Herr A. litt unter Hitzewallungen, die ihn mehrmals täglich heimsuchten. Seine Mutter, bei der er sich beklagte, meinte, das sei bei Frauen eine Begleiterscheinung des Klimakteriums – bei Männern sei es ihr unbekannt. Er solle zum Arzt gehen.

Folglich konsultierte Herr A. seinen Hausarzt, Herrn Dr. Knochenbrech.
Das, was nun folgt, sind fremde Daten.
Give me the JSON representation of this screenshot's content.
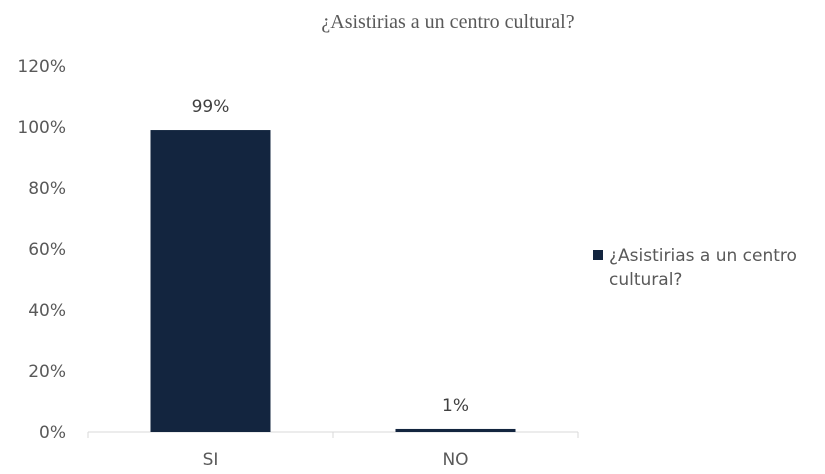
{
  "chart_data": {
    "type": "bar",
    "title": "¿Asistirias a un centro cultural?",
    "xlabel": "",
    "ylabel": "",
    "categories": [
      "SI",
      "NO"
    ],
    "series": [
      {
        "name": "¿Asistirias a un centro cultural?",
        "values": [
          99,
          1
        ],
        "labels": [
          "99%",
          "1%"
        ],
        "color": "#13253F"
      }
    ],
    "ylim": [
      0,
      120
    ],
    "yticks": [
      0,
      20,
      40,
      60,
      80,
      100,
      120
    ],
    "ytick_labels": [
      "0%",
      "20%",
      "40%",
      "60%",
      "80%",
      "100%",
      "120%"
    ],
    "grid": false,
    "legend": {
      "position": "right",
      "lines": [
        "¿Asistirias a un centro",
        "cultural?"
      ]
    }
  }
}
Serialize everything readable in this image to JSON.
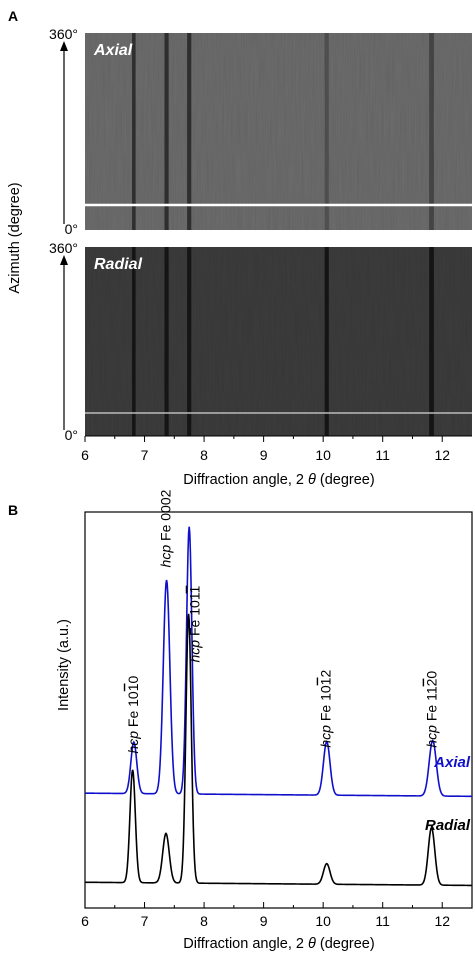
{
  "chart_data": [
    {
      "panel": "A",
      "type": "heatmap",
      "xlabel_prefix": "Diffraction angle, 2 ",
      "xlabel_symbol": "θ",
      "xlabel_suffix": " (degree)",
      "ylabel": "Azimuth (degree)",
      "xlim": [
        6,
        12.5
      ],
      "xticks": [
        "6",
        "7",
        "8",
        "9",
        "10",
        "11",
        "12"
      ],
      "maps": [
        {
          "name": "Axial",
          "ytop": "360°",
          "ybottom": "0°",
          "background": "#6e6e6e"
        },
        {
          "name": "Radial",
          "ytop": "360°",
          "ybottom": "0°",
          "background": "#3d3d3d"
        }
      ],
      "bands": [
        {
          "x": 6.82,
          "w": 0.06
        },
        {
          "x": 7.37,
          "w": 0.07
        },
        {
          "x": 7.75,
          "w": 0.07
        },
        {
          "x": 10.06,
          "w": 0.07
        },
        {
          "x": 11.82,
          "w": 0.08
        }
      ]
    },
    {
      "panel": "B",
      "type": "line",
      "xlabel_prefix": "Diffraction angle, 2 ",
      "xlabel_symbol": "θ",
      "xlabel_suffix": " (degree)",
      "ylabel": "Intensity (a.u.)",
      "xlim": [
        6,
        12.5
      ],
      "ylim": [
        0,
        10
      ],
      "xticks": [
        "6",
        "7",
        "8",
        "9",
        "10",
        "11",
        "12"
      ],
      "series": [
        {
          "name": "Axial",
          "color": "#1010cc",
          "baseline": 2.9,
          "peaks": [
            {
              "x": 6.82,
              "h": 1.3,
              "w": 0.05
            },
            {
              "x": 7.37,
              "h": 5.4,
              "w": 0.055
            },
            {
              "x": 7.75,
              "h": 6.75,
              "w": 0.045
            },
            {
              "x": 10.06,
              "h": 1.35,
              "w": 0.055
            },
            {
              "x": 11.84,
              "h": 1.4,
              "w": 0.06
            }
          ]
        },
        {
          "name": "Radial",
          "color": "#000000",
          "baseline": 0.65,
          "peaks": [
            {
              "x": 6.8,
              "h": 2.85,
              "w": 0.045
            },
            {
              "x": 7.36,
              "h": 1.25,
              "w": 0.055
            },
            {
              "x": 7.74,
              "h": 6.8,
              "w": 0.045
            },
            {
              "x": 10.06,
              "h": 0.52,
              "w": 0.055
            },
            {
              "x": 11.82,
              "h": 1.45,
              "w": 0.055
            }
          ]
        }
      ],
      "annotations": [
        {
          "name": "peak-1010",
          "italic": "hcp",
          "text": " Fe 10",
          "bar": "1",
          "tail": "0",
          "x": 6.82,
          "y": 3.9
        },
        {
          "name": "peak-0002",
          "italic": "hcp",
          "text": " Fe 0002",
          "bar": "",
          "tail": "",
          "x": 7.37,
          "y": 8.6
        },
        {
          "name": "peak-1011",
          "italic": "hcp",
          "text": " Fe 101",
          "bar": "1",
          "tail": "",
          "x": 7.86,
          "y": 6.2
        },
        {
          "name": "peak-1012",
          "italic": "hcp",
          "text": " Fe 10",
          "bar": "1",
          "tail": "2",
          "x": 10.06,
          "y": 4.05
        },
        {
          "name": "peak-1120",
          "italic": "hcp",
          "text": " Fe 11",
          "bar": "2",
          "tail": "0",
          "x": 11.84,
          "y": 4.05
        }
      ]
    }
  ]
}
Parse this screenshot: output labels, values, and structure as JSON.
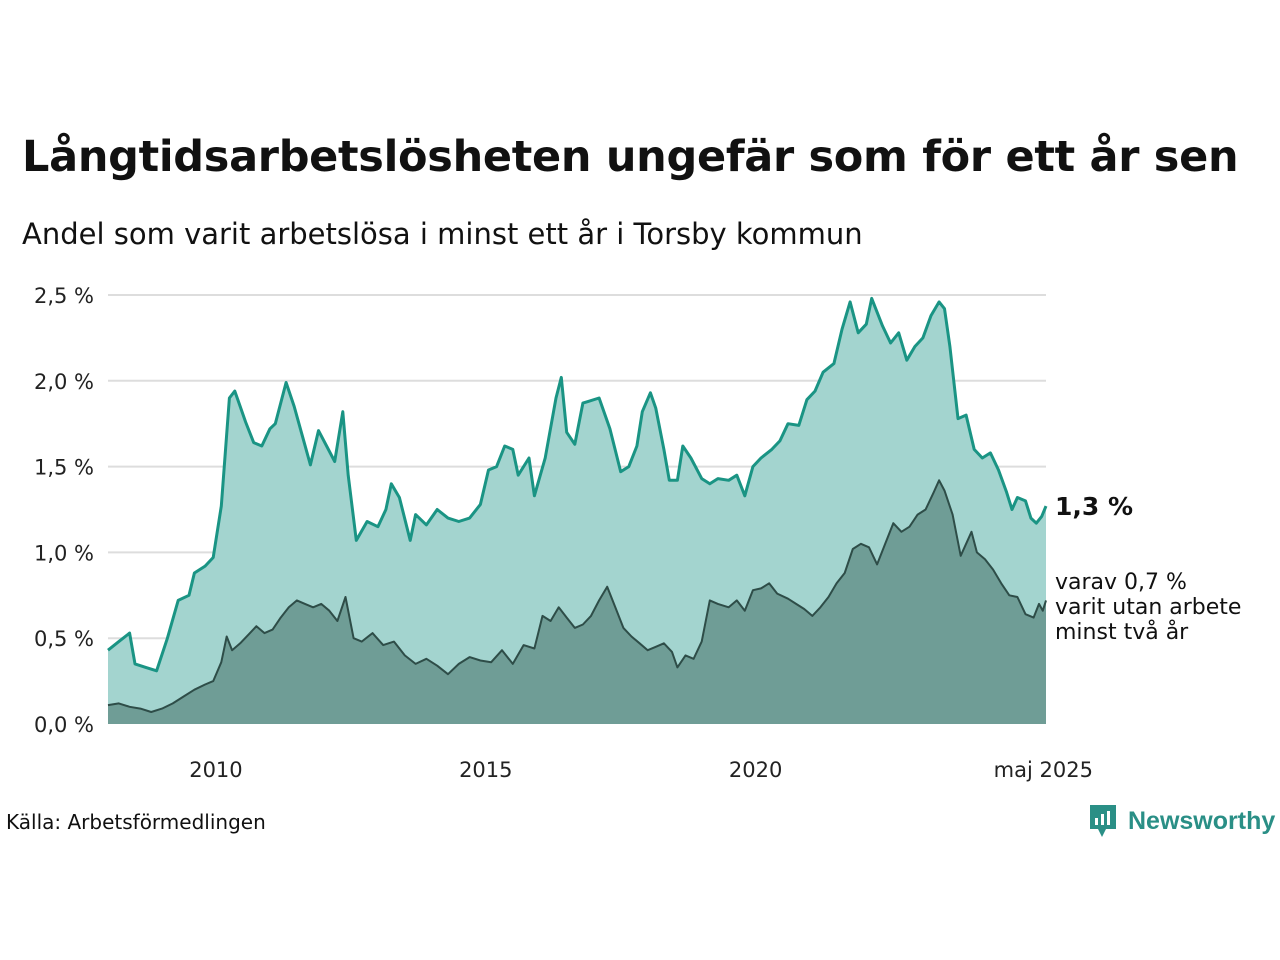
{
  "title": "Långtidsarbetslösheten ungefär som för ett år sen",
  "subtitle": "Andel som varit arbetslösa i minst ett år i Torsby kommun",
  "source": "Källa: Arbetsförmedlingen",
  "brand": "Newsworthy",
  "colors": {
    "total_line": "#1a9484",
    "total_fill": "#a3d4cf",
    "long_line": "#2e4d48",
    "long_fill": "#6f9d96",
    "grid": "#dddddd"
  },
  "chart_data": {
    "type": "area",
    "xlabel": "",
    "ylabel": "",
    "ylim": [
      0,
      2.5
    ],
    "y_ticks": [
      "0,0 %",
      "0,5 %",
      "1,0 %",
      "1,5 %",
      "2,0 %",
      "2,5 %"
    ],
    "y_tick_values": [
      0,
      0.5,
      1.0,
      1.5,
      2.0,
      2.5
    ],
    "x_ticks": [
      "2010",
      "2015",
      "2020",
      "maj 2025"
    ],
    "x_tick_values": [
      2010.0,
      2015.0,
      2020.0,
      2025.33
    ],
    "xlim": [
      2008.0,
      2025.38
    ],
    "grid": true,
    "end_label_total": "1,3 %",
    "end_label_long": [
      "varav 0,7 %",
      "varit utan arbete",
      "minst två år"
    ],
    "series": [
      {
        "key": "total",
        "points": [
          [
            2008.0,
            0.43
          ],
          [
            2008.2,
            0.48
          ],
          [
            2008.4,
            0.53
          ],
          [
            2008.5,
            0.35
          ],
          [
            2008.7,
            0.33
          ],
          [
            2008.9,
            0.31
          ],
          [
            2009.1,
            0.5
          ],
          [
            2009.3,
            0.72
          ],
          [
            2009.5,
            0.75
          ],
          [
            2009.6,
            0.88
          ],
          [
            2009.8,
            0.92
          ],
          [
            2009.95,
            0.97
          ],
          [
            2010.1,
            1.27
          ],
          [
            2010.25,
            1.9
          ],
          [
            2010.35,
            1.94
          ],
          [
            2010.45,
            1.85
          ],
          [
            2010.55,
            1.76
          ],
          [
            2010.7,
            1.64
          ],
          [
            2010.85,
            1.62
          ],
          [
            2011.0,
            1.72
          ],
          [
            2011.1,
            1.75
          ],
          [
            2011.3,
            1.99
          ],
          [
            2011.45,
            1.85
          ],
          [
            2011.6,
            1.68
          ],
          [
            2011.75,
            1.51
          ],
          [
            2011.9,
            1.71
          ],
          [
            2012.05,
            1.62
          ],
          [
            2012.2,
            1.53
          ],
          [
            2012.35,
            1.82
          ],
          [
            2012.45,
            1.45
          ],
          [
            2012.6,
            1.07
          ],
          [
            2012.8,
            1.18
          ],
          [
            2013.0,
            1.15
          ],
          [
            2013.15,
            1.25
          ],
          [
            2013.25,
            1.4
          ],
          [
            2013.4,
            1.32
          ],
          [
            2013.6,
            1.07
          ],
          [
            2013.7,
            1.22
          ],
          [
            2013.9,
            1.16
          ],
          [
            2014.1,
            1.25
          ],
          [
            2014.3,
            1.2
          ],
          [
            2014.5,
            1.18
          ],
          [
            2014.7,
            1.2
          ],
          [
            2014.9,
            1.28
          ],
          [
            2015.05,
            1.48
          ],
          [
            2015.2,
            1.5
          ],
          [
            2015.35,
            1.62
          ],
          [
            2015.5,
            1.6
          ],
          [
            2015.6,
            1.45
          ],
          [
            2015.8,
            1.55
          ],
          [
            2015.9,
            1.33
          ],
          [
            2016.1,
            1.55
          ],
          [
            2016.3,
            1.9
          ],
          [
            2016.4,
            2.02
          ],
          [
            2016.5,
            1.7
          ],
          [
            2016.65,
            1.63
          ],
          [
            2016.8,
            1.87
          ],
          [
            2016.9,
            1.88
          ],
          [
            2017.1,
            1.9
          ],
          [
            2017.3,
            1.72
          ],
          [
            2017.5,
            1.47
          ],
          [
            2017.65,
            1.5
          ],
          [
            2017.8,
            1.62
          ],
          [
            2017.9,
            1.82
          ],
          [
            2018.05,
            1.93
          ],
          [
            2018.15,
            1.84
          ],
          [
            2018.3,
            1.6
          ],
          [
            2018.4,
            1.42
          ],
          [
            2018.55,
            1.42
          ],
          [
            2018.65,
            1.62
          ],
          [
            2018.8,
            1.55
          ],
          [
            2019.0,
            1.43
          ],
          [
            2019.15,
            1.4
          ],
          [
            2019.3,
            1.43
          ],
          [
            2019.5,
            1.42
          ],
          [
            2019.65,
            1.45
          ],
          [
            2019.8,
            1.33
          ],
          [
            2019.95,
            1.5
          ],
          [
            2020.1,
            1.55
          ],
          [
            2020.3,
            1.6
          ],
          [
            2020.45,
            1.65
          ],
          [
            2020.6,
            1.75
          ],
          [
            2020.8,
            1.74
          ],
          [
            2020.95,
            1.89
          ],
          [
            2021.1,
            1.94
          ],
          [
            2021.25,
            2.05
          ],
          [
            2021.45,
            2.1
          ],
          [
            2021.6,
            2.3
          ],
          [
            2021.75,
            2.46
          ],
          [
            2021.9,
            2.28
          ],
          [
            2022.05,
            2.33
          ],
          [
            2022.15,
            2.48
          ],
          [
            2022.35,
            2.32
          ],
          [
            2022.5,
            2.22
          ],
          [
            2022.65,
            2.28
          ],
          [
            2022.8,
            2.12
          ],
          [
            2022.95,
            2.2
          ],
          [
            2023.1,
            2.25
          ],
          [
            2023.25,
            2.38
          ],
          [
            2023.4,
            2.46
          ],
          [
            2023.5,
            2.42
          ],
          [
            2023.6,
            2.2
          ],
          [
            2023.75,
            1.78
          ],
          [
            2023.9,
            1.8
          ],
          [
            2024.05,
            1.6
          ],
          [
            2024.2,
            1.55
          ],
          [
            2024.35,
            1.58
          ],
          [
            2024.5,
            1.48
          ],
          [
            2024.65,
            1.35
          ],
          [
            2024.75,
            1.25
          ],
          [
            2024.85,
            1.32
          ],
          [
            2025.0,
            1.3
          ],
          [
            2025.1,
            1.2
          ],
          [
            2025.2,
            1.17
          ],
          [
            2025.3,
            1.21
          ],
          [
            2025.38,
            1.27
          ]
        ]
      },
      {
        "key": "long",
        "points": [
          [
            2008.0,
            0.11
          ],
          [
            2008.2,
            0.12
          ],
          [
            2008.4,
            0.1
          ],
          [
            2008.6,
            0.09
          ],
          [
            2008.8,
            0.07
          ],
          [
            2009.0,
            0.09
          ],
          [
            2009.2,
            0.12
          ],
          [
            2009.4,
            0.16
          ],
          [
            2009.6,
            0.2
          ],
          [
            2009.8,
            0.23
          ],
          [
            2009.95,
            0.25
          ],
          [
            2010.1,
            0.36
          ],
          [
            2010.2,
            0.51
          ],
          [
            2010.3,
            0.43
          ],
          [
            2010.45,
            0.47
          ],
          [
            2010.6,
            0.52
          ],
          [
            2010.75,
            0.57
          ],
          [
            2010.9,
            0.53
          ],
          [
            2011.05,
            0.55
          ],
          [
            2011.2,
            0.62
          ],
          [
            2011.35,
            0.68
          ],
          [
            2011.5,
            0.72
          ],
          [
            2011.65,
            0.7
          ],
          [
            2011.8,
            0.68
          ],
          [
            2011.95,
            0.7
          ],
          [
            2012.1,
            0.66
          ],
          [
            2012.25,
            0.6
          ],
          [
            2012.4,
            0.74
          ],
          [
            2012.55,
            0.5
          ],
          [
            2012.7,
            0.48
          ],
          [
            2012.9,
            0.53
          ],
          [
            2013.1,
            0.46
          ],
          [
            2013.3,
            0.48
          ],
          [
            2013.5,
            0.4
          ],
          [
            2013.7,
            0.35
          ],
          [
            2013.9,
            0.38
          ],
          [
            2014.1,
            0.34
          ],
          [
            2014.3,
            0.29
          ],
          [
            2014.5,
            0.35
          ],
          [
            2014.7,
            0.39
          ],
          [
            2014.9,
            0.37
          ],
          [
            2015.1,
            0.36
          ],
          [
            2015.3,
            0.43
          ],
          [
            2015.5,
            0.35
          ],
          [
            2015.7,
            0.46
          ],
          [
            2015.9,
            0.44
          ],
          [
            2016.05,
            0.63
          ],
          [
            2016.2,
            0.6
          ],
          [
            2016.35,
            0.68
          ],
          [
            2016.5,
            0.62
          ],
          [
            2016.65,
            0.56
          ],
          [
            2016.8,
            0.58
          ],
          [
            2016.95,
            0.63
          ],
          [
            2017.1,
            0.72
          ],
          [
            2017.25,
            0.8
          ],
          [
            2017.4,
            0.68
          ],
          [
            2017.55,
            0.56
          ],
          [
            2017.7,
            0.51
          ],
          [
            2017.85,
            0.47
          ],
          [
            2018.0,
            0.43
          ],
          [
            2018.15,
            0.45
          ],
          [
            2018.3,
            0.47
          ],
          [
            2018.45,
            0.42
          ],
          [
            2018.55,
            0.33
          ],
          [
            2018.7,
            0.4
          ],
          [
            2018.85,
            0.38
          ],
          [
            2019.0,
            0.48
          ],
          [
            2019.15,
            0.72
          ],
          [
            2019.3,
            0.7
          ],
          [
            2019.5,
            0.68
          ],
          [
            2019.65,
            0.72
          ],
          [
            2019.8,
            0.66
          ],
          [
            2019.95,
            0.78
          ],
          [
            2020.1,
            0.79
          ],
          [
            2020.25,
            0.82
          ],
          [
            2020.4,
            0.76
          ],
          [
            2020.6,
            0.73
          ],
          [
            2020.75,
            0.7
          ],
          [
            2020.9,
            0.67
          ],
          [
            2021.05,
            0.63
          ],
          [
            2021.2,
            0.68
          ],
          [
            2021.35,
            0.74
          ],
          [
            2021.5,
            0.82
          ],
          [
            2021.65,
            0.88
          ],
          [
            2021.8,
            1.02
          ],
          [
            2021.95,
            1.05
          ],
          [
            2022.1,
            1.03
          ],
          [
            2022.25,
            0.93
          ],
          [
            2022.4,
            1.05
          ],
          [
            2022.55,
            1.17
          ],
          [
            2022.7,
            1.12
          ],
          [
            2022.85,
            1.15
          ],
          [
            2023.0,
            1.22
          ],
          [
            2023.15,
            1.25
          ],
          [
            2023.3,
            1.35
          ],
          [
            2023.4,
            1.42
          ],
          [
            2023.5,
            1.36
          ],
          [
            2023.65,
            1.22
          ],
          [
            2023.8,
            0.98
          ],
          [
            2024.0,
            1.12
          ],
          [
            2024.1,
            1.0
          ],
          [
            2024.25,
            0.96
          ],
          [
            2024.4,
            0.9
          ],
          [
            2024.55,
            0.82
          ],
          [
            2024.7,
            0.75
          ],
          [
            2024.85,
            0.74
          ],
          [
            2025.0,
            0.64
          ],
          [
            2025.15,
            0.62
          ],
          [
            2025.25,
            0.7
          ],
          [
            2025.32,
            0.66
          ],
          [
            2025.38,
            0.72
          ]
        ]
      }
    ]
  }
}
Dieser fragte ihn nach sämtlichen Symptomen und danach, wann er sie an sich beobachtet hätte. Alle Symptome traten während der Arbeitszeit auf, und zwar dann, wenn Kollegen sein Büro betraten, noch genauer: bei Anwesenheit einer gewissen Kollegin, Frau B., die neu in der Firma war. Als Symptome benannte Herr A. neben der aufsteigenden Hitze vor allem Erröten, Herzrasen, Zittern, Schweißausbrüche, Verwirrung und vermehrten Blutzufluss in einer Körperregion, die zu benennen Herrn A. peinlich war.

Herr Dr. Knochenbrech führte einige Untersuchungen durch, konnte keine physischen Leiden feststellen und teilte Herrn A. mit, dass es sich um eine psychosomatische Störung handele, eigentlich nicht einmal eine Störung, sondern nur eine besonders starke Manifestation einer Verhaltensform, die nun einmal zum Leben dazugehöre. Man spreche von „Morbus amatoris“, zu Deutsch „Liebeskrankheit“ oder „Liebeskummer“. Kurz: Er sei in seine neue Kollegin verliebt.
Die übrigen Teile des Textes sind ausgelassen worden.